Vas-tu prendre son parti et te complaire dans la médiocrité dans laquelle elle t’a éduqué, ou vas-tu prendre le mien, moi le Seigneur Noir, véritable chef d’orchestre des événements qui se jouent dans la Galaxie et qui t’offre d’accomplir ton destin, d’en devenir le Maître incontesté ? »
Jace n’était plus si horrifié, les paroles du Seigneur Abstrus faisaient sens… Le regard perdu dans la lame à la chaleur rougeoyante réconfortante, il tenta de prendre du recul et de réfléchir posément à la meilleure décision qu’il convenait de prendre pendant que le Falleen poursuivait sa plaidoirie.
« Comme tu le sais, la réalité n’est pas rose Jace, les Sith l’ont bien compris et c’est l’incapacité des Jedi à l’admettre qui fait leur faiblesse. Si tu veux devenir un chef puissant et omniscient, écouté et respecté, tu dois réussir à le comprendre. Ce ne sont pas que des mots, mais une composante immuable de l’Univers au sein duquel nous évoluons au même titre que la Force. Les meurtres, les trahisons, les hypocrisies sont monnaies courantes, qu’on le veuille ou non.
Tu peux le nier, mais au fond de toi tu sais pertinemment que ce serait te voiler la face. Ton père t’a abandonné alors que tu n’étais qu’un enfant, te faisant découvrir la peine, la souffrance, la colère, le désespoir, l’incompréhension et la trahison dès ton plus jeune âge. Tu es un témoin avisé de la laideur de notre existence et ce serait trahir l’enfant inconsolable que tu étais, de le réfuter.

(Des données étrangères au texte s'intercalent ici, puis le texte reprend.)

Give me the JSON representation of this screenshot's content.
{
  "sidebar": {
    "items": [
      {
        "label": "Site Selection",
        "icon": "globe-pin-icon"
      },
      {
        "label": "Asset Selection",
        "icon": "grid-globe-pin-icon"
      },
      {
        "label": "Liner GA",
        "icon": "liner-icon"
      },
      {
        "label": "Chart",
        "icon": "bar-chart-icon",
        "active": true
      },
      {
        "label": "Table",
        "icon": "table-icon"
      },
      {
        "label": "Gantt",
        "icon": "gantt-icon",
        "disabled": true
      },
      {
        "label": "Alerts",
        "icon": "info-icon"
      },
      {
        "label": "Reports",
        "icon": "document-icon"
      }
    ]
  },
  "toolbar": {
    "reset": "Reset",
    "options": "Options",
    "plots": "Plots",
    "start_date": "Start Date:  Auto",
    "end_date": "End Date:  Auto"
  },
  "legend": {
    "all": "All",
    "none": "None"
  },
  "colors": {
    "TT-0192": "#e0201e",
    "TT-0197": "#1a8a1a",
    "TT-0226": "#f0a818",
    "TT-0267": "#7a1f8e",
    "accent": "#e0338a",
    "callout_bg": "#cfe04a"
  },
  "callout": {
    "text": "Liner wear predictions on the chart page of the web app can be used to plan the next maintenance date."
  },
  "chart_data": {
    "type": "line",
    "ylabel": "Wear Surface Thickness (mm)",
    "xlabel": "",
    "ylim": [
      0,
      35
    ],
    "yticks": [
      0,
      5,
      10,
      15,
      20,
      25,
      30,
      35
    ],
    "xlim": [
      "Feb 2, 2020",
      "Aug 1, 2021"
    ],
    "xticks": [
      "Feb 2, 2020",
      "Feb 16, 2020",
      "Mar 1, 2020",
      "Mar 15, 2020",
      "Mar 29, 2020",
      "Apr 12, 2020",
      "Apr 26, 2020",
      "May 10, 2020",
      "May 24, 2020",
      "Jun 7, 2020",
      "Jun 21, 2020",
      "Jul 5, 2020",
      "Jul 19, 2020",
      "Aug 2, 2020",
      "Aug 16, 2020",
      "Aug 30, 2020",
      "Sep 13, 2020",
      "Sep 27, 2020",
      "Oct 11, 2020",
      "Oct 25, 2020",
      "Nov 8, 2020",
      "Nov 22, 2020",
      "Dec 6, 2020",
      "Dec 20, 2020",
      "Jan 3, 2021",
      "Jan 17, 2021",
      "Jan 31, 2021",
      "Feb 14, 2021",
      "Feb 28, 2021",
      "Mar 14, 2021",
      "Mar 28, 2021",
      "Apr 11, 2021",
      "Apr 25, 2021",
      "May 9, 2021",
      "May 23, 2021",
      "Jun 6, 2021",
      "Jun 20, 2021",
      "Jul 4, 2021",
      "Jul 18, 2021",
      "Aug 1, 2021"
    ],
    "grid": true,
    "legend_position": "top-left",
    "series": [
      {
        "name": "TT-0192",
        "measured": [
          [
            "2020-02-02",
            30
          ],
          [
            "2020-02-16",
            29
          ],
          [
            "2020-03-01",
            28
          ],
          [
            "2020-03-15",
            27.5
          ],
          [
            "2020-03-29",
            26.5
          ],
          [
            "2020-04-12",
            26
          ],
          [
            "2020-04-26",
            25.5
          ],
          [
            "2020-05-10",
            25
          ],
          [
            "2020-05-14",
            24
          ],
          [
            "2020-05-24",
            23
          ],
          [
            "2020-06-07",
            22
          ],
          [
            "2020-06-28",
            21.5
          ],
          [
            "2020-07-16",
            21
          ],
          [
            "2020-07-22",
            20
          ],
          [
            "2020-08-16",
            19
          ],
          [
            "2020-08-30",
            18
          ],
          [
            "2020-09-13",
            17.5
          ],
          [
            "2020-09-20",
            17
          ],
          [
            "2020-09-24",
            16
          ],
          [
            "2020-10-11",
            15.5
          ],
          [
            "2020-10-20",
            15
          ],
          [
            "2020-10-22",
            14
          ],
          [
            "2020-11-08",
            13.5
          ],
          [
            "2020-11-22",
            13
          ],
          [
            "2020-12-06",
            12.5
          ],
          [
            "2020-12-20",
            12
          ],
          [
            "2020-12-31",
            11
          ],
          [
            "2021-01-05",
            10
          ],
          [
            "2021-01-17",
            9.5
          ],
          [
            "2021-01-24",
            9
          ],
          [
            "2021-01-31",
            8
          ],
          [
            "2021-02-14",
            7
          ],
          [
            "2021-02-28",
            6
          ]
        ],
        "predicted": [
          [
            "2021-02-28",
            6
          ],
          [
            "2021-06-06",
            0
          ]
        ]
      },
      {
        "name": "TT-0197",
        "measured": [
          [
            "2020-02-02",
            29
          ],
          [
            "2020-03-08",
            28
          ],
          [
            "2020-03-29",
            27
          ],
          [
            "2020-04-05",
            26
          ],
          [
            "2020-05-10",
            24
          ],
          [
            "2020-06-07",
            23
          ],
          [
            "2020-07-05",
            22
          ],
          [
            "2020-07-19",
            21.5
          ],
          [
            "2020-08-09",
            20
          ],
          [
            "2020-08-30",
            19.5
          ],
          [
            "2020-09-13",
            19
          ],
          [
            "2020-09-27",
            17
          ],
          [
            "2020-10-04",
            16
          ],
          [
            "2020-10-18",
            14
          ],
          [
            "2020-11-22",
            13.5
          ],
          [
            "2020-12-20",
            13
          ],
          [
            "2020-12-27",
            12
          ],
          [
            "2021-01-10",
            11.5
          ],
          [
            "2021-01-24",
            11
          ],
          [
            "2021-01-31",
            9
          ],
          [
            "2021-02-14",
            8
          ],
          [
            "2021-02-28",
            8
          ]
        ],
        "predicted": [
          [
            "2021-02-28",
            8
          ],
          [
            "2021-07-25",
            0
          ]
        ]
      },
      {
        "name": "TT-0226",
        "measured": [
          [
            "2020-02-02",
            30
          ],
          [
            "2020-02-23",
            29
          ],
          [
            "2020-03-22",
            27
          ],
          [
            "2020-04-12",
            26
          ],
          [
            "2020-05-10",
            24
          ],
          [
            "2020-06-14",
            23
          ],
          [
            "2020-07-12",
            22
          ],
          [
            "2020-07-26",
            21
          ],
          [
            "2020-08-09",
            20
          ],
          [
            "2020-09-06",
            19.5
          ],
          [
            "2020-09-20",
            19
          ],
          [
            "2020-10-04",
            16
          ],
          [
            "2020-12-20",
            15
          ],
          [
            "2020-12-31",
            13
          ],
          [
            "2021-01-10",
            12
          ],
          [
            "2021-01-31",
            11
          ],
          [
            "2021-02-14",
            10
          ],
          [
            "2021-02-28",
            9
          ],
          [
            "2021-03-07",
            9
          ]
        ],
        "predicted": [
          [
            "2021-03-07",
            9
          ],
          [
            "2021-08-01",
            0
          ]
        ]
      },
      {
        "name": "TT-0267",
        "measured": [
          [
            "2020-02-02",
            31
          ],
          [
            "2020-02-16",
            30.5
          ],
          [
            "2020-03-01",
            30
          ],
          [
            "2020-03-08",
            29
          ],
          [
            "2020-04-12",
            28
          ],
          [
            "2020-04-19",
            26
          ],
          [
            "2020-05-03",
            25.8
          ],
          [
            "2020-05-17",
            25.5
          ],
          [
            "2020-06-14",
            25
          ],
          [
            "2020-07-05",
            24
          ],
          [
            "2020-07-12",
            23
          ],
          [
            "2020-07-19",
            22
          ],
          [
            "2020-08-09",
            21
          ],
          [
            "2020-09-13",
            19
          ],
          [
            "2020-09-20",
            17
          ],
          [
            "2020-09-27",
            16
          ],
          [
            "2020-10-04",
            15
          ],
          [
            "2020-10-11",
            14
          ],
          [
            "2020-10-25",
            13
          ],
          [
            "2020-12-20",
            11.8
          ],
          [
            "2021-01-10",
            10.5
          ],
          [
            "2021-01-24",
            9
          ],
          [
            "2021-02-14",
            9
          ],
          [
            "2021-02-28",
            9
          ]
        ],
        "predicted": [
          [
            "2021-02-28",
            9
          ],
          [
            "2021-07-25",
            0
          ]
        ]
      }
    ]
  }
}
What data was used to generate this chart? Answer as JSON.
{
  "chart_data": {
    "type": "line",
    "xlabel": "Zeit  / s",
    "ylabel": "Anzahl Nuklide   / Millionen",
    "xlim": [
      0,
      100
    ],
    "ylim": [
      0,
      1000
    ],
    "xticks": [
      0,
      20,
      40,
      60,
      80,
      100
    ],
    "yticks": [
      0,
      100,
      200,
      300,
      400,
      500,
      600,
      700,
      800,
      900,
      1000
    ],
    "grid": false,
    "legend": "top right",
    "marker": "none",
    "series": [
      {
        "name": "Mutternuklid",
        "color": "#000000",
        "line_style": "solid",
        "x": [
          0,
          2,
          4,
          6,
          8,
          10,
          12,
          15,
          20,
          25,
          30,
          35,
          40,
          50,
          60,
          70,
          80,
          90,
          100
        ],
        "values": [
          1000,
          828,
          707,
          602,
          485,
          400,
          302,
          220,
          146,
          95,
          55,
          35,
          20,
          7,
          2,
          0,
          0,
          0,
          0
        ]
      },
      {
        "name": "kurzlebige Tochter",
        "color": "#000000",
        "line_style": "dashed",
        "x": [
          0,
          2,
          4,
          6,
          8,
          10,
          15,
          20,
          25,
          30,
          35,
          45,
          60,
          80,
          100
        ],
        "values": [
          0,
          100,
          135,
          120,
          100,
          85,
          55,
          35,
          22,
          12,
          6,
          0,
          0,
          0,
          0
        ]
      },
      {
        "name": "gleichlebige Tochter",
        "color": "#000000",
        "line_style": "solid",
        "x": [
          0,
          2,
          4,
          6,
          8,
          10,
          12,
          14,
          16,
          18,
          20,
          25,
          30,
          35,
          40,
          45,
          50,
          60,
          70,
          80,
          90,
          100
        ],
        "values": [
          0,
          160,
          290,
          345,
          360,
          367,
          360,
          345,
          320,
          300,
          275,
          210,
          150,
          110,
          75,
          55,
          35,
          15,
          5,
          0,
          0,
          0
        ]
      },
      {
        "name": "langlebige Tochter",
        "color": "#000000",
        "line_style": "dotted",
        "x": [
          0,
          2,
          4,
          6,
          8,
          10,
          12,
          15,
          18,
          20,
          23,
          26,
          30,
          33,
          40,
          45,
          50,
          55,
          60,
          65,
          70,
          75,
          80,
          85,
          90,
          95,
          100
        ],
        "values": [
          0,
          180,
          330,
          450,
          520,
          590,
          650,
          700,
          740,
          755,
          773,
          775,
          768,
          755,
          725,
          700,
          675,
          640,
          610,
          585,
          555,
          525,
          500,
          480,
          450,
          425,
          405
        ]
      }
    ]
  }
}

Les mots n’ont que la puissance qu’on leur accorde et tu les prends encore trop à la légère, pensant les comprendre alors que tu ne fais qu’entrevoir leur signification. Tu prétends saisir la nécessité d’abandonner ton ancienne identité pour renaitre au Côté Obscur, mais tu dois démontrer que tu accordes de l’importance à ces paroles ; c’est pourquoi tu dois signer ton allégeance à notre cause dans le sang du dernier obstacle qui t’empêche de parvenir à la compréhension. Lorsque tu l’auras fait, tu seras enfin libéré des chaines qui entravent ton potentiel, libre de t’abandonner pleinement à l’étude de la toute-puissance du Côté Obscur. »
« Certes… Il est vrai que ma mère est loin d’être parfaite… Mais c’est ma mère ! Vous m’en demandez trop ! »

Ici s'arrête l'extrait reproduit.